Skype has confirmed that it is working to deliver 3D video calling for compatible televisions and computer displays. But according to Mark Gillett, Skype’s corporate vice president, it could be a number of years before the technology comes to fruition due to a lack of suitable capture devices.
Not everyone believes in 3D. While some love it, and have embraced the stereoscopic 3D TVs, monitors, and games consoles that have been rolling out in recent years, there are plenty who believe it’s a pointless gimmick that will never take off. Nevertheless, there are still plenty of companies investing in 3D technologies.
“We’ve done work in the labs looking at the capability of 3D-screens and 3D-capture,” said Microsoft’s corporate vice-president for Skype, Mark Gillett, during an interview with BBC News. “We’ve seen a lot of progress in screens and a lot of people now buy TVs and computer monitors that are capable of delivering a 3D image.”
“But the capture devices are not yet there. As we work with that kind of technology you have to add multiple cameras to your computer, precisely calibrate them and point them at the right angle.”

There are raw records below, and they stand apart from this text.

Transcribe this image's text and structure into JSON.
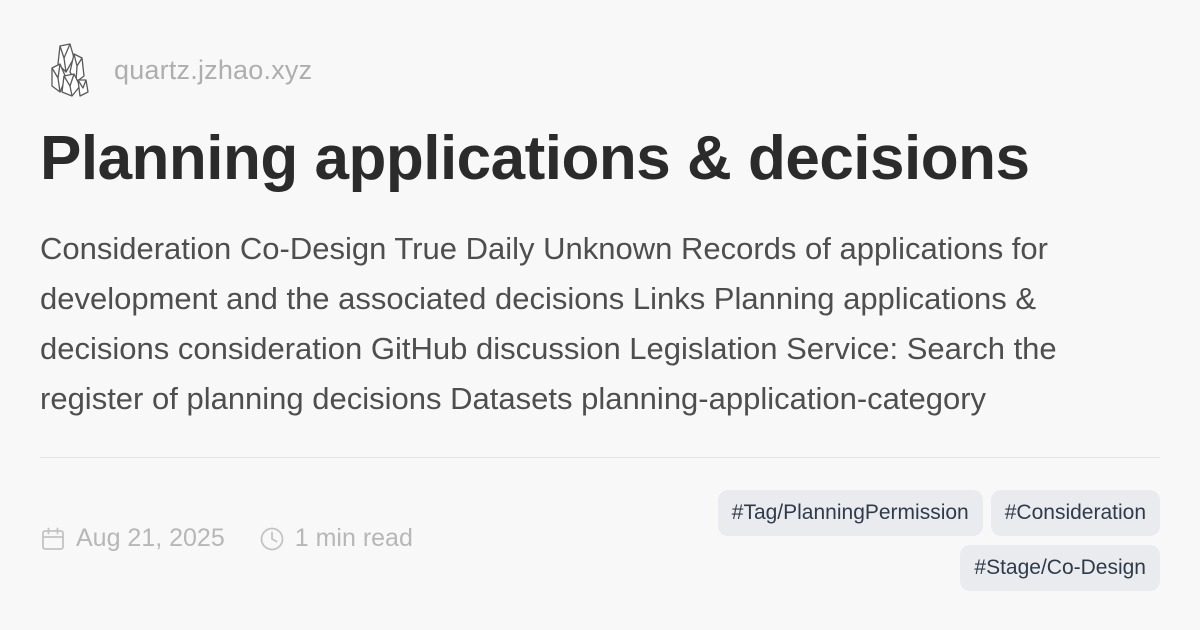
{
  "site": {
    "logo_icon": "crystal-cluster-logo-icon",
    "url": "quartz.jzhao.xyz"
  },
  "page": {
    "title": "Planning applications & decisions",
    "description": "Consideration Co-Design True Daily Unknown Records of applications for development and the associated decisions Links Planning applications & decisions consideration GitHub discussion Legislation Service: Search the register of planning decisions Datasets planning-application-category"
  },
  "meta": {
    "date_icon": "calendar-icon",
    "date": "Aug 21, 2025",
    "read_icon": "clock-icon",
    "reading_time": "1 min read"
  },
  "tags": [
    "#Tag/PlanningPermission",
    "#Consideration",
    "#Stage/Co-Design"
  ],
  "colors": {
    "background": "#f8f8f9",
    "title": "#2b2b2b",
    "description": "#4e4e4e",
    "muted": "#aeaeae",
    "tag_background": "#e9ebee",
    "tag_text": "#2f3b4a"
  }
}
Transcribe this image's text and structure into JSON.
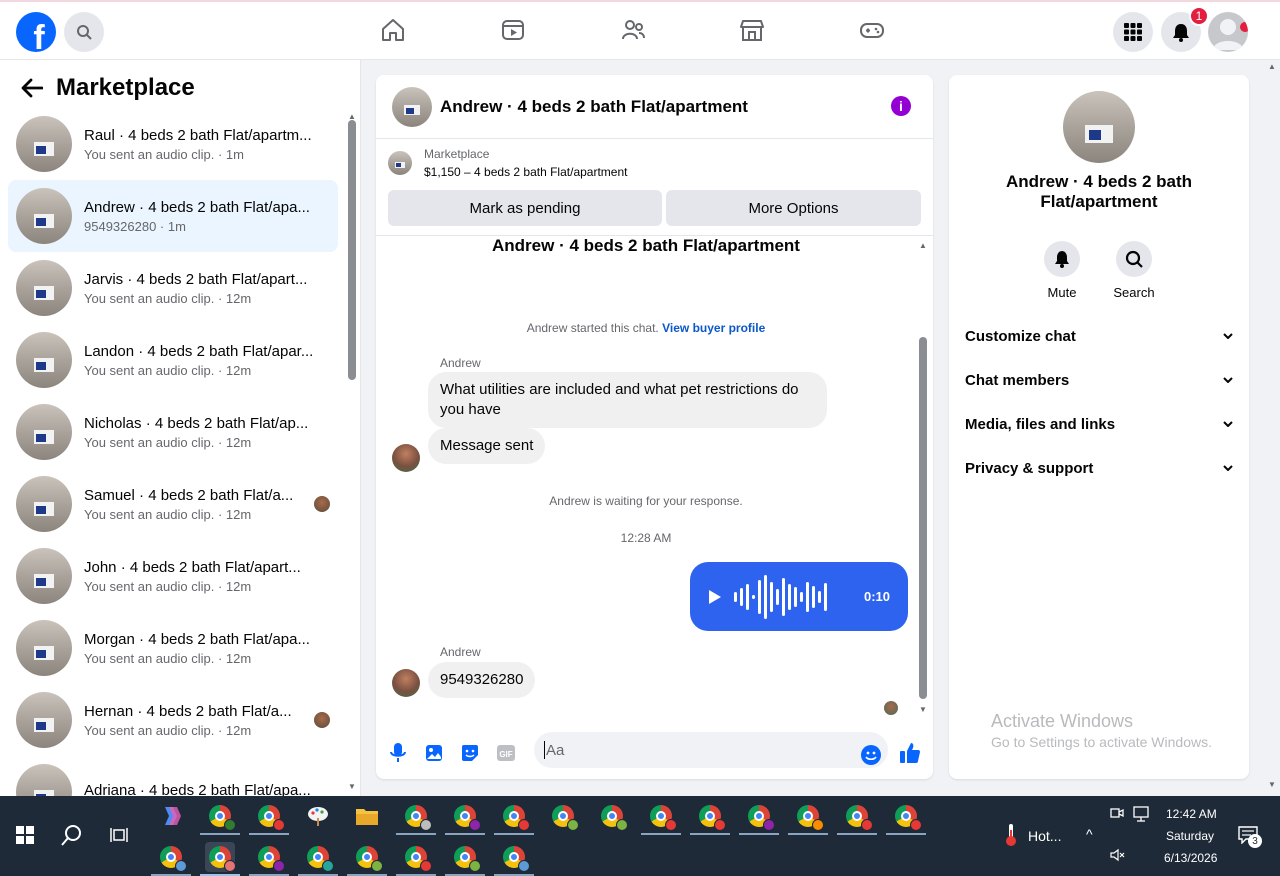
{
  "topbar": {
    "logo_letter": "f",
    "notification_count": "1",
    "nav_icons": [
      "home-icon",
      "video-icon",
      "friends-icon",
      "marketplace-icon",
      "gaming-icon"
    ]
  },
  "sidebar": {
    "title": "Marketplace",
    "conversations": [
      {
        "title": "Raul · 4 beds 2 bath Flat/apartm...",
        "subtitle": "You sent an audio clip. · 1m",
        "active": false,
        "read_avatar": false
      },
      {
        "title": "Andrew · 4 beds 2 bath Flat/apa...",
        "subtitle": "9549326280 · 1m",
        "active": true,
        "read_avatar": false
      },
      {
        "title": "Jarvis · 4 beds 2 bath Flat/apart...",
        "subtitle": "You sent an audio clip. · 12m",
        "active": false,
        "read_avatar": false
      },
      {
        "title": "Landon · 4 beds 2 bath Flat/apar...",
        "subtitle": "You sent an audio clip. · 12m",
        "active": false,
        "read_avatar": false
      },
      {
        "title": "Nicholas · 4 beds 2 bath Flat/ap...",
        "subtitle": "You sent an audio clip. · 12m",
        "active": false,
        "read_avatar": false
      },
      {
        "title": "Samuel · 4 beds 2 bath Flat/a...",
        "subtitle": "You sent an audio clip. · 12m",
        "active": false,
        "read_avatar": true
      },
      {
        "title": "John · 4 beds 2 bath Flat/apart...",
        "subtitle": "You sent an audio clip. · 12m",
        "active": false,
        "read_avatar": false
      },
      {
        "title": "Morgan · 4 beds 2 bath Flat/apa...",
        "subtitle": "You sent an audio clip. · 12m",
        "active": false,
        "read_avatar": false
      },
      {
        "title": "Hernan · 4 beds 2 bath Flat/a...",
        "subtitle": "You sent an audio clip. · 12m",
        "active": false,
        "read_avatar": true
      },
      {
        "title": "Adriana · 4 beds 2 bath Flat/apa...",
        "subtitle": "",
        "active": false,
        "read_avatar": false
      }
    ]
  },
  "chat": {
    "header_title": "Andrew · 4 beds 2 bath Flat/apartment",
    "listing_label": "Marketplace",
    "listing_price": "$1,150 – 4 beds 2 bath Flat/apartment",
    "mark_pending_label": "Mark as pending",
    "more_options_label": "More Options",
    "topic": "Andrew · 4 beds 2 bath Flat/apartment",
    "started_text": "Andrew started this chat.",
    "view_profile_link": "View buyer profile",
    "sender_name_1": "Andrew",
    "message_1": "What utilities are included and what pet restrictions do you have",
    "message_2": "Message sent",
    "waiting_text": "Andrew is waiting for your response.",
    "timestamp": "12:28 AM",
    "audio_duration": "0:10",
    "sender_name_2": "Andrew",
    "message_3": "9549326280",
    "input_placeholder": "Aa"
  },
  "info_panel": {
    "title": "Andrew · 4 beds 2 bath Flat/apartment",
    "mute_label": "Mute",
    "search_label": "Search",
    "sections": [
      "Customize chat",
      "Chat members",
      "Media, files and links",
      "Privacy & support"
    ]
  },
  "watermark": {
    "line1": "Activate Windows",
    "line2": "Go to Settings to activate Windows."
  },
  "taskbar": {
    "weather": "Hot...",
    "time": "12:42 AM",
    "day": "Saturday",
    "date": "6/13/2026",
    "notification_count": "3"
  },
  "colors": {
    "brand": "#0866ff",
    "audio_bubble": "#2d63ee",
    "badge": "#e41e3f",
    "active_row": "#ebf5ff"
  }
}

It sounds complicated, but it doesn’t have to be. Gillett explains that Skype already has the technology working in its lab, and that it knows “how to make it work.” It is now looking at the devices that are available to determine whether they can support it and when Skype may be able to bring 3D video calling to the masses.
It could be several years yet until 3D cameras are being used for video calling, Gillett said, but in the meantime, “you’ll see much more penetration of 3D on TVs, on computers and ultimately in smartphones, probably.”